The Interdisciplinary Studies Graduate Program allows me to explore my cross-disciplinary research interests spanning public health, public policy, social sciences, health sciences, and criminology. I am particularly attracted to the flexibility of the program and being able to choose interdisciplinary courses that will equip me with the tools to conduct my dissertation study, while learning from the GSHI/BCCfE and its multiple partnerships with local, national and international community-based organizations.

 

Why did you decide to pursue a graduate degree?

Living the majority of my adult life in Vancouver, I have often been confronted by visible social disadvantage, particularly in Vancouver’s Downtown Eastside, notorious for its poverty, drug use, and sex work. Sex workers are amongst the most heavily affected by the HIV/AIDS epidemic, yet little empirical research has been conducted on the impact of socio-structural factors in shaping the risks for HIV among sex workers. I am pursuing a PhD to address this gap and the need to reduce inequalities and human rights violations among marginalized populations. My research involves delineating the role of socio-structural determinants (e.g., laws, stigma, social support) in potentiating or mitigating sexual and drug use-related risks for HIV/STI. In addition to producing research, my goal is to also convey the urgency of these issues to the general public and policymakers.

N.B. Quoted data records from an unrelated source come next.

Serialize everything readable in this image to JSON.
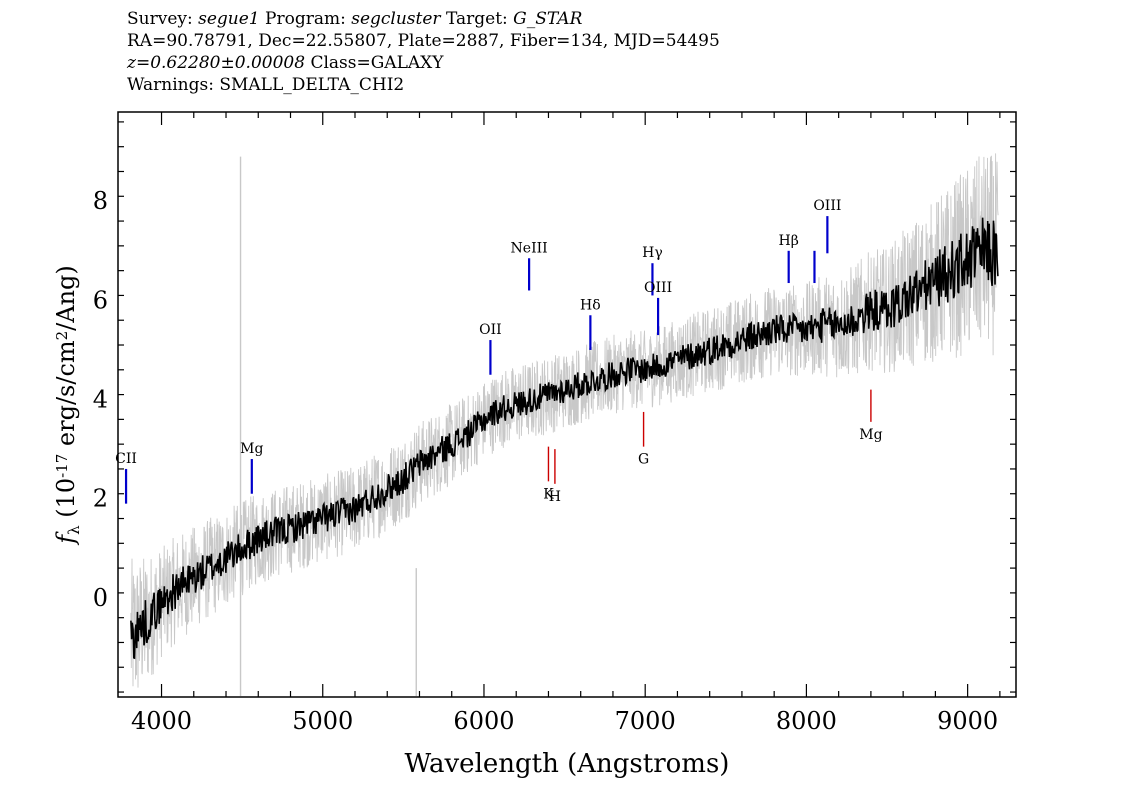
{
  "header": {
    "survey_label": "Survey:",
    "survey": "segue1",
    "program_label": "Program:",
    "program": "segcluster",
    "target_label": "Target:",
    "target": "G_STAR",
    "line2": "RA=90.78791, Dec=22.55807, Plate=2887, Fiber=134, MJD=54495",
    "redshift": "z=0.62280±0.00008",
    "class": "Class=GALAXY",
    "warnings": "Warnings: SMALL_DELTA_CHI2"
  },
  "chart_data": {
    "type": "line",
    "xlabel": "Wavelength (Angstroms)",
    "ylabel": "f_λ (10^-17 erg/s/cm^2/Ang)",
    "xlim": [
      3730,
      9300
    ],
    "ylim": [
      -2.0,
      9.8
    ],
    "xticks": [
      4000,
      5000,
      6000,
      7000,
      8000,
      9000
    ],
    "yticks": [
      0,
      2,
      4,
      6,
      8
    ],
    "grid": false,
    "series": [
      {
        "role": "smoothed-flux",
        "color": "#000000",
        "x": [
          3810,
          3900,
          4000,
          4100,
          4200,
          4300,
          4400,
          4500,
          4600,
          4700,
          4800,
          4900,
          5000,
          5100,
          5200,
          5300,
          5400,
          5500,
          5600,
          5700,
          5800,
          5900,
          6000,
          6100,
          6200,
          6300,
          6400,
          6500,
          6600,
          6700,
          6800,
          6900,
          7000,
          7100,
          7200,
          7300,
          7400,
          7500,
          7600,
          7700,
          7800,
          7900,
          8000,
          8100,
          8200,
          8300,
          8400,
          8500,
          8600,
          8700,
          8800,
          8900,
          9000,
          9100,
          9190
        ],
        "y": [
          -0.8,
          -0.5,
          -0.1,
          0.2,
          0.4,
          0.6,
          0.8,
          1.0,
          1.2,
          1.3,
          1.4,
          1.5,
          1.6,
          1.7,
          1.8,
          2.0,
          2.2,
          2.4,
          2.7,
          2.9,
          3.1,
          3.3,
          3.6,
          3.8,
          3.9,
          4.0,
          4.1,
          4.2,
          4.3,
          4.4,
          4.5,
          4.6,
          4.6,
          4.7,
          4.8,
          4.9,
          5.0,
          5.1,
          5.2,
          5.3,
          5.4,
          5.4,
          5.4,
          5.5,
          5.5,
          5.6,
          5.8,
          5.8,
          6.0,
          6.2,
          6.4,
          6.6,
          6.8,
          7.0,
          6.9
        ]
      },
      {
        "role": "noise-envelope",
        "color": "#c8c8c8",
        "x": [
          3810,
          4000,
          4500,
          5000,
          5500,
          6000,
          6500,
          7000,
          7500,
          8000,
          8500,
          9000,
          9190
        ],
        "y_err": [
          1.0,
          0.7,
          0.6,
          0.55,
          0.55,
          0.5,
          0.5,
          0.5,
          0.55,
          0.6,
          0.8,
          1.2,
          1.3
        ]
      }
    ],
    "emission_lines": [
      {
        "label": "CII",
        "x": 3780,
        "y_bottom": 1.9,
        "y_top": 2.6
      },
      {
        "label": "Mg",
        "x": 4560,
        "y_bottom": 2.1,
        "y_top": 2.8
      },
      {
        "label": "OII",
        "x": 6040,
        "y_bottom": 4.5,
        "y_top": 5.2
      },
      {
        "label": "NeIII",
        "x": 6280,
        "y_bottom": 6.2,
        "y_top": 6.85
      },
      {
        "label": "Hδ",
        "x": 6660,
        "y_bottom": 5.0,
        "y_top": 5.7
      },
      {
        "label": "Hγ",
        "x": 7045,
        "y_bottom": 6.1,
        "y_top": 6.75
      },
      {
        "label": "OIII",
        "x": 7080,
        "y_bottom": 5.3,
        "y_top": 6.05
      },
      {
        "label": "Hβ",
        "x": 7890,
        "y_bottom": 6.35,
        "y_top": 7.0
      },
      {
        "label": "",
        "x": 8050,
        "y_bottom": 6.35,
        "y_top": 7.0
      },
      {
        "label": "OIII",
        "x": 8130,
        "y_bottom": 6.95,
        "y_top": 7.7
      }
    ],
    "absorption_lines": [
      {
        "label": "K",
        "x": 6400,
        "y_bottom": 2.35,
        "y_top": 3.05
      },
      {
        "label": "H",
        "x": 6440,
        "y_bottom": 2.3,
        "y_top": 3.0
      },
      {
        "label": "G",
        "x": 6990,
        "y_bottom": 3.05,
        "y_top": 3.75
      },
      {
        "label": "Mg",
        "x": 8400,
        "y_bottom": 3.55,
        "y_top": 4.2
      }
    ],
    "colors": {
      "emission": "#0000cc",
      "absorption": "#cc0000",
      "noise": "#c8c8c8",
      "flux": "#000000"
    }
  }
}
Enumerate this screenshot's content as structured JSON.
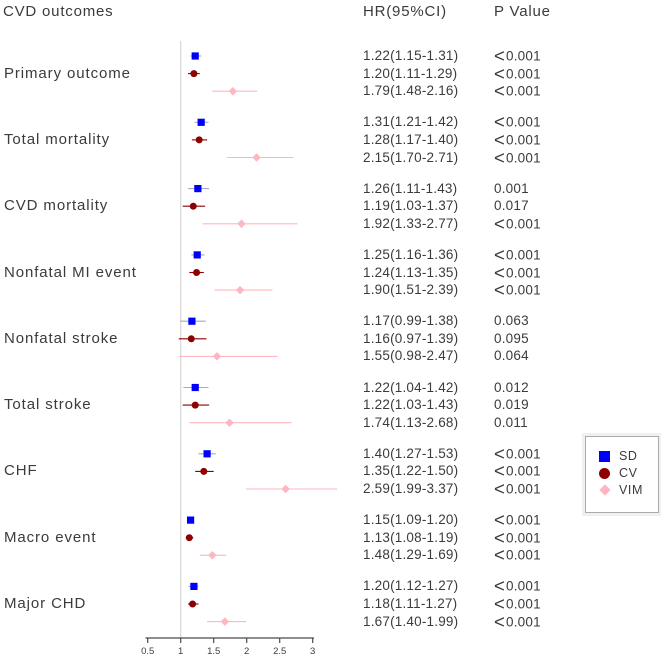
{
  "chart_data": {
    "type": "forest",
    "columns": {
      "outcome": "CVD outcomes",
      "hr": "HR(95%CI)",
      "p": "P Value"
    },
    "x_axis": {
      "scale": "linear",
      "ticks": [
        0.5,
        1,
        1.5,
        2,
        2.5,
        3
      ],
      "reference_line": 1
    },
    "legend_position": "right",
    "series": [
      {
        "name": "SD",
        "marker": "square",
        "color": "#0000fa",
        "ci_color": "#a9a9c4"
      },
      {
        "name": "CV",
        "marker": "circle",
        "color": "#8b0000",
        "ci_color": "#8b0000"
      },
      {
        "name": "VIM",
        "marker": "diamond",
        "color": "#ffb6c1",
        "ci_color": "#ffb6c1"
      }
    ],
    "groups": [
      {
        "label": "Primary outcome",
        "rows": [
          {
            "series": "SD",
            "hr": 1.22,
            "lo": 1.15,
            "hi": 1.31,
            "label": "1.22(1.15-1.31)",
            "p": "<0.001"
          },
          {
            "series": "CV",
            "hr": 1.2,
            "lo": 1.11,
            "hi": 1.29,
            "label": "1.20(1.11-1.29)",
            "p": "<0.001"
          },
          {
            "series": "VIM",
            "hr": 1.79,
            "lo": 1.48,
            "hi": 2.16,
            "label": "1.79(1.48-2.16)",
            "p": "<0.001"
          }
        ]
      },
      {
        "label": "Total mortality",
        "rows": [
          {
            "series": "SD",
            "hr": 1.31,
            "lo": 1.21,
            "hi": 1.42,
            "label": "1.31(1.21-1.42)",
            "p": "<0.001"
          },
          {
            "series": "CV",
            "hr": 1.28,
            "lo": 1.17,
            "hi": 1.4,
            "label": "1.28(1.17-1.40)",
            "p": "<0.001"
          },
          {
            "series": "VIM",
            "hr": 2.15,
            "lo": 1.7,
            "hi": 2.71,
            "label": "2.15(1.70-2.71)",
            "p": "<0.001"
          }
        ]
      },
      {
        "label": "CVD mortality",
        "rows": [
          {
            "series": "SD",
            "hr": 1.26,
            "lo": 1.11,
            "hi": 1.43,
            "label": "1.26(1.11-1.43)",
            "p": "0.001"
          },
          {
            "series": "CV",
            "hr": 1.19,
            "lo": 1.03,
            "hi": 1.37,
            "label": "1.19(1.03-1.37)",
            "p": "0.017"
          },
          {
            "series": "VIM",
            "hr": 1.92,
            "lo": 1.33,
            "hi": 2.77,
            "label": "1.92(1.33-2.77)",
            "p": "<0.001"
          }
        ]
      },
      {
        "label": "Nonfatal MI event",
        "rows": [
          {
            "series": "SD",
            "hr": 1.25,
            "lo": 1.16,
            "hi": 1.36,
            "label": "1.25(1.16-1.36)",
            "p": "<0.001"
          },
          {
            "series": "CV",
            "hr": 1.24,
            "lo": 1.13,
            "hi": 1.35,
            "label": "1.24(1.13-1.35)",
            "p": "<0.001"
          },
          {
            "series": "VIM",
            "hr": 1.9,
            "lo": 1.51,
            "hi": 2.39,
            "label": "1.90(1.51-2.39)",
            "p": "<0.001"
          }
        ]
      },
      {
        "label": "Nonfatal stroke",
        "rows": [
          {
            "series": "SD",
            "hr": 1.17,
            "lo": 0.99,
            "hi": 1.38,
            "label": "1.17(0.99-1.38)",
            "p": "0.063"
          },
          {
            "series": "CV",
            "hr": 1.16,
            "lo": 0.97,
            "hi": 1.39,
            "label": "1.16(0.97-1.39)",
            "p": "0.095"
          },
          {
            "series": "VIM",
            "hr": 1.55,
            "lo": 0.98,
            "hi": 2.47,
            "label": "1.55(0.98-2.47)",
            "p": "0.064"
          }
        ]
      },
      {
        "label": "Total stroke",
        "rows": [
          {
            "series": "SD",
            "hr": 1.22,
            "lo": 1.04,
            "hi": 1.42,
            "label": "1.22(1.04-1.42)",
            "p": "0.012"
          },
          {
            "series": "CV",
            "hr": 1.22,
            "lo": 1.03,
            "hi": 1.43,
            "label": "1.22(1.03-1.43)",
            "p": "0.019"
          },
          {
            "series": "VIM",
            "hr": 1.74,
            "lo": 1.13,
            "hi": 2.68,
            "label": "1.74(1.13-2.68)",
            "p": "0.011"
          }
        ]
      },
      {
        "label": "CHF",
        "rows": [
          {
            "series": "SD",
            "hr": 1.4,
            "lo": 1.27,
            "hi": 1.53,
            "label": "1.40(1.27-1.53)",
            "p": "<0.001"
          },
          {
            "series": "CV",
            "hr": 1.35,
            "lo": 1.22,
            "hi": 1.5,
            "label": "1.35(1.22-1.50)",
            "p": "<0.001"
          },
          {
            "series": "VIM",
            "hr": 2.59,
            "lo": 1.99,
            "hi": 3.37,
            "label": "2.59(1.99-3.37)",
            "p": "<0.001"
          }
        ]
      },
      {
        "label": "Macro event",
        "rows": [
          {
            "series": "SD",
            "hr": 1.15,
            "lo": 1.09,
            "hi": 1.2,
            "label": "1.15(1.09-1.20)",
            "p": "<0.001"
          },
          {
            "series": "CV",
            "hr": 1.13,
            "lo": 1.08,
            "hi": 1.19,
            "label": "1.13(1.08-1.19)",
            "p": "<0.001"
          },
          {
            "series": "VIM",
            "hr": 1.48,
            "lo": 1.29,
            "hi": 1.69,
            "label": "1.48(1.29-1.69)",
            "p": "<0.001"
          }
        ]
      },
      {
        "label": "Major CHD",
        "rows": [
          {
            "series": "SD",
            "hr": 1.2,
            "lo": 1.12,
            "hi": 1.27,
            "label": "1.20(1.12-1.27)",
            "p": "<0.001"
          },
          {
            "series": "CV",
            "hr": 1.18,
            "lo": 1.11,
            "hi": 1.27,
            "label": "1.18(1.11-1.27)",
            "p": "<0.001"
          },
          {
            "series": "VIM",
            "hr": 1.67,
            "lo": 1.4,
            "hi": 1.99,
            "label": "1.67(1.40-1.99)",
            "p": "<0.001"
          }
        ]
      }
    ]
  }
}
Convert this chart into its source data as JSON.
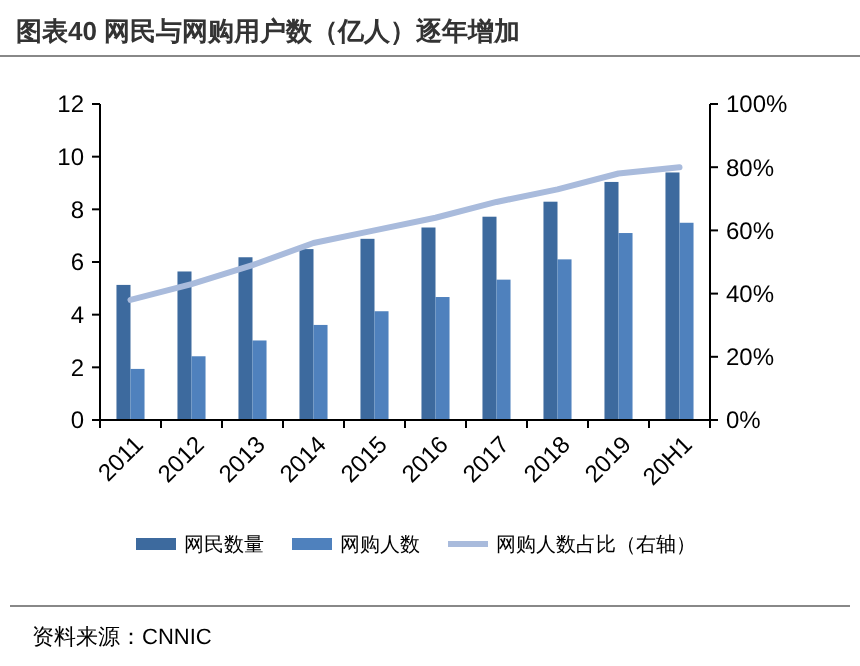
{
  "chart_data": {
    "type": "bar",
    "title": "图表40 网民与网购用户数（亿人）逐年增加",
    "categories": [
      "2011",
      "2012",
      "2013",
      "2014",
      "2015",
      "2016",
      "2017",
      "2018",
      "2019",
      "20H1"
    ],
    "series": [
      {
        "name": "网民数量",
        "color": "#3d6a9e",
        "values": [
          5.13,
          5.64,
          6.18,
          6.49,
          6.88,
          7.31,
          7.72,
          8.29,
          9.04,
          9.4
        ]
      },
      {
        "name": "网购人数",
        "color": "#4f81bd",
        "values": [
          1.94,
          2.42,
          3.02,
          3.61,
          4.13,
          4.67,
          5.33,
          6.1,
          7.1,
          7.49
        ]
      },
      {
        "name": "网购人数占比（右轴）",
        "type": "line",
        "axis": "y2",
        "color": "#a9bbdc",
        "values": [
          38,
          43,
          49,
          56,
          60,
          64,
          69,
          73,
          78,
          80
        ]
      }
    ],
    "ylim": [
      0,
      12
    ],
    "yticks": [
      0,
      2,
      4,
      6,
      8,
      10,
      12
    ],
    "y2lim": [
      0,
      100
    ],
    "y2ticks": [
      {
        "value": 0,
        "label": "0%"
      },
      {
        "value": 20,
        "label": "20%"
      },
      {
        "value": 40,
        "label": "40%"
      },
      {
        "value": 60,
        "label": "60%"
      },
      {
        "value": 80,
        "label": "80%"
      },
      {
        "value": 100,
        "label": "100%"
      }
    ],
    "legend": "bottom",
    "annotations": [
      "资料来源：CNNIC"
    ]
  }
}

What do you like to do for fun or relaxation?

Nothing is more relaxing to me than spending time in nature, especially in beautiful British Columbia. I love to run, hike, swim, and ski.

What advice do you have for new graduate students?

Graduate work can seem daunting at first, especially if you are new to the city or school. I think it's important to reach out to others and ask lots of questions. Those who have gone through the process can provide guidance, and, in my experience, are willing to help. Also, apply for funding at every opportunity!